Over the last 6 trading days the S&P 500 has been stuck in a range between between 1826 and 1845. We have not been able to break above this upper level even though we have received better economic data (besides the recent jobs report) however, the resistance keeps the market contained from making new highs. One bad jobs number does not create a trend, however any further job reports that fall this short of expectations will reignite concerns over the recent change in the Federal Reserves direction of monetary policy.
Through the Looking Glass: My Perspective on Stocks Reactions to Market Conditions
Next week we will receive Housing Starts data and Michigan Consumer Sentiment. With housing starts I will be looking at the Home Builders ETF (XHB) at $32.85. Ill be looking for a positive report and a breakout from the the consolidation area of the home builder stocks. With Michigan Consumer Sentiment, i will also be looking for a positive report as seasonality should provide a boost in the overall economic outlook.

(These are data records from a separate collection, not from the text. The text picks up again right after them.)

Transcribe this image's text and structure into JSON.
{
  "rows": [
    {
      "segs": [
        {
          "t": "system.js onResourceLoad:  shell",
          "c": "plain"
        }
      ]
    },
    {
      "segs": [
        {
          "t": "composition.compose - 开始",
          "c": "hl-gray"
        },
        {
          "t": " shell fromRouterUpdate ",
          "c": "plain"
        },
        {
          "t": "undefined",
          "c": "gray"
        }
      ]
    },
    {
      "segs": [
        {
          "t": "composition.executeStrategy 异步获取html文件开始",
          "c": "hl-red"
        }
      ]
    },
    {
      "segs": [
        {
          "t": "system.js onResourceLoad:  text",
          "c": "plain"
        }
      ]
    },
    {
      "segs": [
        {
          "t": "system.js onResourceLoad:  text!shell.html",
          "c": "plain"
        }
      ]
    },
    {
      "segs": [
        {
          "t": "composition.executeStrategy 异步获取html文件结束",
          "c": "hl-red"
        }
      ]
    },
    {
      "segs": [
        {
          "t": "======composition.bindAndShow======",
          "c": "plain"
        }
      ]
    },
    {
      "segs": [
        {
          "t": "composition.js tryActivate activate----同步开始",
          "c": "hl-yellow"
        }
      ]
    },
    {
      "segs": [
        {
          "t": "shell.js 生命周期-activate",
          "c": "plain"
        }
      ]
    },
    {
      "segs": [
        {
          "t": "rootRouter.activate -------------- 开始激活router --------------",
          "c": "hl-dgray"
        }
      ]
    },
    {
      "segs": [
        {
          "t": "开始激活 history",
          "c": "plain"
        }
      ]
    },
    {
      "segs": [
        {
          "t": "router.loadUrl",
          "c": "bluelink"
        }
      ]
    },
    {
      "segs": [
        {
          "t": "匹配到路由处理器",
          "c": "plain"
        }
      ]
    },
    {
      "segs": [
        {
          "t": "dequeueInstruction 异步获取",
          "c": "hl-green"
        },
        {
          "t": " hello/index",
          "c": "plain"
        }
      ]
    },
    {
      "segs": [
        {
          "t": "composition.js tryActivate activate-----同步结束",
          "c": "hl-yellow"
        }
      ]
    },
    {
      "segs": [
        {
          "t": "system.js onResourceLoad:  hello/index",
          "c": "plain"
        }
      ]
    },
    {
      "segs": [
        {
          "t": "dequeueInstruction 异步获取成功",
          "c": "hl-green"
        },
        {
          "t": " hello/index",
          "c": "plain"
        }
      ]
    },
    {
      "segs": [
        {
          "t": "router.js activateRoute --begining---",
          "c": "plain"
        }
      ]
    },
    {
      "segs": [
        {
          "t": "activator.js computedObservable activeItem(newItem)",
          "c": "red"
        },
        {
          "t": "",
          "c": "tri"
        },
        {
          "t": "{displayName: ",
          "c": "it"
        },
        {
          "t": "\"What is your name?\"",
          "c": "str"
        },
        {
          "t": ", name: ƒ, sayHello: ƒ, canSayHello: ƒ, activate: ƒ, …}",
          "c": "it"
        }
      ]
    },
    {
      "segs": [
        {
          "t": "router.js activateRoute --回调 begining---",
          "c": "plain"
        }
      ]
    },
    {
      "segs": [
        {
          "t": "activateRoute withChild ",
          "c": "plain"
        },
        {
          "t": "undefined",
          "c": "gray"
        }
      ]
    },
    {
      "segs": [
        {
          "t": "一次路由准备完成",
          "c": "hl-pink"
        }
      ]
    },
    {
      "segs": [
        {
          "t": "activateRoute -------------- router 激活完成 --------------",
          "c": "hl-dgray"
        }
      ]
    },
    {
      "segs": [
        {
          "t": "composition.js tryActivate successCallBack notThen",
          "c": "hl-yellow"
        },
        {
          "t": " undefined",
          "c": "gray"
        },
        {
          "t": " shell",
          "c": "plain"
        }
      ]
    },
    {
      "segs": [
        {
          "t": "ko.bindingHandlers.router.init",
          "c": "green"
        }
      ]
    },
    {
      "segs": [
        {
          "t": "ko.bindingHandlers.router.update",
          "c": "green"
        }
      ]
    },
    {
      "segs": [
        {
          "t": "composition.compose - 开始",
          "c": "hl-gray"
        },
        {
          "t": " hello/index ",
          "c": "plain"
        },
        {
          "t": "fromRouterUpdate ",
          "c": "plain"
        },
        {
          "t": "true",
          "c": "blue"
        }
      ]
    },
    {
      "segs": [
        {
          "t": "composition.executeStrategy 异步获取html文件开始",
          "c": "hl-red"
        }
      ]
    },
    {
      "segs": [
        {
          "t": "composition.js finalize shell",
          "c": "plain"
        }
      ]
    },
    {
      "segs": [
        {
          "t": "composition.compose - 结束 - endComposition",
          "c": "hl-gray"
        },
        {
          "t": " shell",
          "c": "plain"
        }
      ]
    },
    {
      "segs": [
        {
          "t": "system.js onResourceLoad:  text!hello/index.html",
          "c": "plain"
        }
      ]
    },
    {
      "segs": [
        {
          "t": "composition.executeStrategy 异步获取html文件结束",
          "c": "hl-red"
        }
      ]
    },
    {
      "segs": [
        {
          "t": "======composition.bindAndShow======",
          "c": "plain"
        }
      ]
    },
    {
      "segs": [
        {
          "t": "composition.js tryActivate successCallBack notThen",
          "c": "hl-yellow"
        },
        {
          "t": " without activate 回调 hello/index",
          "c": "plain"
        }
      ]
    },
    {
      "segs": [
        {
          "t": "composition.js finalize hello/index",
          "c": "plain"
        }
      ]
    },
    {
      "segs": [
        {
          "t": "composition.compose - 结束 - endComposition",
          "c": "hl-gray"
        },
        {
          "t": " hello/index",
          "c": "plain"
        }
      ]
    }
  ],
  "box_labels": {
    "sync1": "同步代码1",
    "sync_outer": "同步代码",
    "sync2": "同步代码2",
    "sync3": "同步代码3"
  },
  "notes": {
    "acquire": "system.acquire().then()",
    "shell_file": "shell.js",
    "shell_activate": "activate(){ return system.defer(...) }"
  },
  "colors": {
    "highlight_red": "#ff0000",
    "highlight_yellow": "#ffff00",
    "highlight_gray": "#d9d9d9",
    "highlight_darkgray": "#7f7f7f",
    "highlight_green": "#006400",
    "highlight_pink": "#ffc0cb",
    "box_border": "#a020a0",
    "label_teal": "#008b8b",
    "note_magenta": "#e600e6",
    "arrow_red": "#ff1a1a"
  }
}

Ill be watching (LULU) and (AAPL). Hopefully this does not fall on its face like the jobs report, where you would think the two should be correlated.
Last week I mentioned the Jobs Report, I was looking for a good report due to seasonality however that obviously did not happen!
From the Trading Floor to the Option Pit: A quick look at whats on the trading desk
S&P 500 (SPX)- I sold a Vertical "CALL" Spread at 1840/1845. This area continues to be major resistance for the S&P 500. An option gain of 41% for the week. I have again sold another Vertical "CALL" spread for next week at 1855/1860.
Twitter (TWTR)- After receiving more downgrades I bought a weekly $64.50 "PUT". I sold this for a 3 day option gain of 15%
SPDR Gold Shares (GLD)- From last week I mentioned Gold bullion which dropped below $1200 level and reached a previous low where GLD found support and then rallied 3% off this level. I purchased a FEB $115 "CALL". I sold this "CALL" option for a week gain of 86% gain as gold now trades at $1248.